DNSSEC'de her bölgenin ortak-özel bir anahtar çifti vardır. Bölgeye ait ortak anahtarlar DNS'le birlikte yayımlanır. Özel anahtarlar gizli tutulur ve çevrimdışı yayımlanması sağlanır. Bu özel anahtarlar yereldeki DNS verilerini işaretleyerek DNS'lerle birlikte yayımlanan dijital imzaları oluştururlar.
DNSSEC güvenlik modeli katıdır ve hiyerarşik olarak üst katmandan alt katmana doğru ilerler. Yüksek katmandaki bölgeler, alt katmanlardaki bölgeleri kontrol eder, alt bölgelerin anahtarlarını imzalar ve onaylar. Bu bölgelerin yetkili sunucuları, kayıt şirketleri, ISS (İnternet Servis Sağlayıcıları), Web barındırma şirketleri veya Web sitesi operatörleri tarafından yönetilebilir.
Son kullanıcı bir Web sitesine erişmek istediğinde, kullanıcının bilgisayarındaki bir saplama çözümleyicisi, tekrarlamalı bir isim sunucusundan Web sitesinin IP adresini sorar. Sunucu bu kaydı istedikten sonra bölgeyle ilgili olan DNSSEC anahtarını da ister. Bu anahtar sayesinde sunucu aldığı IP adresin kaydının, yetkili isim sunucusundaki kayda benzer olduğunu doğrulayabilir.
Tekrarlamalı isim sunucusu, adres kaydının yetkili isim sunucusu tarafından gönderildiğini ve aktarma sırasında değiştirilmediğini belirlerse, etki alanı adını çözer ve kullanıcı siteye ulaşır.

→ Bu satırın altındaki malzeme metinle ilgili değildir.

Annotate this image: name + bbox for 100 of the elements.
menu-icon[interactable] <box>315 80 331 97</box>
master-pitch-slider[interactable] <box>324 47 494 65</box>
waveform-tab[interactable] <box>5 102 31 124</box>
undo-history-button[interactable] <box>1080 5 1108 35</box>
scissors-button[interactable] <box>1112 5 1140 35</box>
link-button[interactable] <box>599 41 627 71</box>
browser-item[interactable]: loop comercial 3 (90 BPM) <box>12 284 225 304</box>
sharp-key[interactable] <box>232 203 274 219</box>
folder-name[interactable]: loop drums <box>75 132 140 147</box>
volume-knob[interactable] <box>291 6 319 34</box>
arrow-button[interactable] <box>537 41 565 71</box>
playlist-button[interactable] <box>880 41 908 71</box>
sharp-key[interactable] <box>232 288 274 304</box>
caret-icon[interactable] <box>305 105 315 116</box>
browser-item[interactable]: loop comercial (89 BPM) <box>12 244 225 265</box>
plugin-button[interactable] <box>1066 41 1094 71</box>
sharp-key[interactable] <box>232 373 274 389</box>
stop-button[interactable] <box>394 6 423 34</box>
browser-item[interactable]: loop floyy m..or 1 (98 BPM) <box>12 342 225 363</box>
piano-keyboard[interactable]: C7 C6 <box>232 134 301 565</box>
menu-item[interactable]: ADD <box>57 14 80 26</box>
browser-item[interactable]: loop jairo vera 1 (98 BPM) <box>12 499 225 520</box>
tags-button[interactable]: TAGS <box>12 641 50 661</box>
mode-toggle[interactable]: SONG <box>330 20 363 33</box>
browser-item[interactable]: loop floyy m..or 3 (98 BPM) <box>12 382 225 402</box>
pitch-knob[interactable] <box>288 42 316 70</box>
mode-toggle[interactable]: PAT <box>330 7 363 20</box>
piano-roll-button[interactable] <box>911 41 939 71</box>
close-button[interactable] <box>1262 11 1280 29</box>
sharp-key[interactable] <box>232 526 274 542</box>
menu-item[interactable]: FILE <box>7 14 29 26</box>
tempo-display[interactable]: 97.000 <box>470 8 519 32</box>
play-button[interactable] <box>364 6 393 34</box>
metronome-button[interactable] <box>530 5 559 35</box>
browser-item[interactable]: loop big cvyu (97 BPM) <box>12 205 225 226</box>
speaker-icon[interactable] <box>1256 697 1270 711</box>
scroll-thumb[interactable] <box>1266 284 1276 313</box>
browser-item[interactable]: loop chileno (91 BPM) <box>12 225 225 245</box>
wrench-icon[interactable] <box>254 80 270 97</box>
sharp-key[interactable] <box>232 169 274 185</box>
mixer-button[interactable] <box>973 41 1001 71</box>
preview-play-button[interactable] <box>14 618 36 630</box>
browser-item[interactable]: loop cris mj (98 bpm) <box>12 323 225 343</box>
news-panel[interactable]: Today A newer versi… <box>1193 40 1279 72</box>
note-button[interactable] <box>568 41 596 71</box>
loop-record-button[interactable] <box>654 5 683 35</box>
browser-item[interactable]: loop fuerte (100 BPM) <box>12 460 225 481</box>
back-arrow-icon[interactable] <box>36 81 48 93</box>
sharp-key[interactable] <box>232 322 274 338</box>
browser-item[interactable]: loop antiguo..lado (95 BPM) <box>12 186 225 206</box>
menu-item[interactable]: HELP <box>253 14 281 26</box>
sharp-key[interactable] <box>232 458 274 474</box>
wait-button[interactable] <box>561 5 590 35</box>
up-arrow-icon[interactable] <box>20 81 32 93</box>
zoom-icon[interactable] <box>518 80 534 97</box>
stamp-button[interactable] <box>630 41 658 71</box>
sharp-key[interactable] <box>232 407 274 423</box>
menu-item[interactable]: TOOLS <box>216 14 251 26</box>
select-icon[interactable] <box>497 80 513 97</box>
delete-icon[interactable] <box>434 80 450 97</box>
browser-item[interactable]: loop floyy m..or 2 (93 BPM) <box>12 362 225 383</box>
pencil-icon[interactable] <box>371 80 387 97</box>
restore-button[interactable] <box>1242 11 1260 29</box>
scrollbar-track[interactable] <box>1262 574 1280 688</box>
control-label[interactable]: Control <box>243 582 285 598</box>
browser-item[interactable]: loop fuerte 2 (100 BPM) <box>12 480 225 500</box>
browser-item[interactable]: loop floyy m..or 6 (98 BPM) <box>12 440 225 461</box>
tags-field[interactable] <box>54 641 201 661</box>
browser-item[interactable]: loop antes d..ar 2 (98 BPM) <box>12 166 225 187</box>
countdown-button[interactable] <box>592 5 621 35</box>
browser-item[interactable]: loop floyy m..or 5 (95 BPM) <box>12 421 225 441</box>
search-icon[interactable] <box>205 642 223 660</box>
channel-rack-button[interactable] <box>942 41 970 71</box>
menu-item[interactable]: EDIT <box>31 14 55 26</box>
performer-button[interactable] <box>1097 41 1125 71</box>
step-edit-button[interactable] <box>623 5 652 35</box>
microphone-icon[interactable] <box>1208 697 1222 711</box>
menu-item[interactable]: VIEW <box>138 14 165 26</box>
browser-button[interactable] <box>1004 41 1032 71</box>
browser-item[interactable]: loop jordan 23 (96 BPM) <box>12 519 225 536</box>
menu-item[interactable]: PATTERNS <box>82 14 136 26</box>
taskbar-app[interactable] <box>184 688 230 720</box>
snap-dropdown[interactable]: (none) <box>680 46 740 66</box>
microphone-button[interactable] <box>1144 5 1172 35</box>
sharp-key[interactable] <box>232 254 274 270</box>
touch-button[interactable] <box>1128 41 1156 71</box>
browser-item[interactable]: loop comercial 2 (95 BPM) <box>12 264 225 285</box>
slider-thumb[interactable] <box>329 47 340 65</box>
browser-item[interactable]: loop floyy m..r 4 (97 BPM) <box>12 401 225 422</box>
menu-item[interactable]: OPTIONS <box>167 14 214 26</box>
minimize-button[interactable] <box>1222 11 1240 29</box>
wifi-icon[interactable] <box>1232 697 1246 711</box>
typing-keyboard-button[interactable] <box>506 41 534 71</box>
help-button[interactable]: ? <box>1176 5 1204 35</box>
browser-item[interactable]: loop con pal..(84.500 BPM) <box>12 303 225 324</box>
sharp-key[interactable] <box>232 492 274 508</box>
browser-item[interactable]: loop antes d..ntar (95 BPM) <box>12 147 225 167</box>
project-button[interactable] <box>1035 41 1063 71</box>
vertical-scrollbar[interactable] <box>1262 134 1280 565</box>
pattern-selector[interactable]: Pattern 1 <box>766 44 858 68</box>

Bu sürece doğrulama (authentication) denir. Adres kaydı değiştirilmişse veya belirtilen kaynaktan değilse, tekrarlamalı isim sunucusu kullanıcının sahte adrese ulaşmasına izin vermez. Bu tetkiklerin sonucu olarak, DNS sorguları ve yanıtları MITM (Man in The Middle ) saldırılarından ve kimlik hırsızlığı ve pharming sitelerine yönlendirilen sahtekarlıklardan korunur.
DNSSEC kullanımına geçişte yaşanabilecek sorunlar:
DNSSEC, özellikle eski ağ cihazlarına entegrasyonunda sorun yaşatabilir. Normalde DNS paketleri UDP ile taşınır ve DNS sınırları da 512 byte ile sınırlandırılmıştır. Ama DNSSEC paketlerinin içinde dijital imzalar ve kullanıcılar arasındaki ortak anahtarlar olabilir ve bu sebeple DNSSEC paketleri standartları aşmış olur. İşte bu sebeple ağ cihazlarının güncellenmesi hatta yenilenmesi gerekebilir.
Ayrıca, MTU (Max Transfer Unit - En Çok İletim Birimi) boyutundaki sınırlamalar sebebiyle, UDP hep DNSSEC paketlerinin boyutunu karşılayamayabilir. Bu yüzden DNS paketleri TCP üzerinden akmaya başlar. Eğer ağ cihazları TCP üzerinden DNS akıtma işlevini desteklemiyorsa, cihaz yapılandırılması tekrar yapılandırılmalıdır.
Bir Web sitesinde DNSSEC kullanılacaksa, bu sadece istemekle olmaz. DNSSEC, hiyerarşik bir düzende ilerler. Öncelikle etki alanını sağlayan genellikle kayıt şirketi veya ISS veya DNS barındırma hizmeti DNSSEC'i uygulamalıdır. DNSSEC'i etkinleştirebilmek için ayrıca dijital bir sertifika imzalanmalıdır. Bundan sonra kayıtlara geçilir ve işleyiş başlar.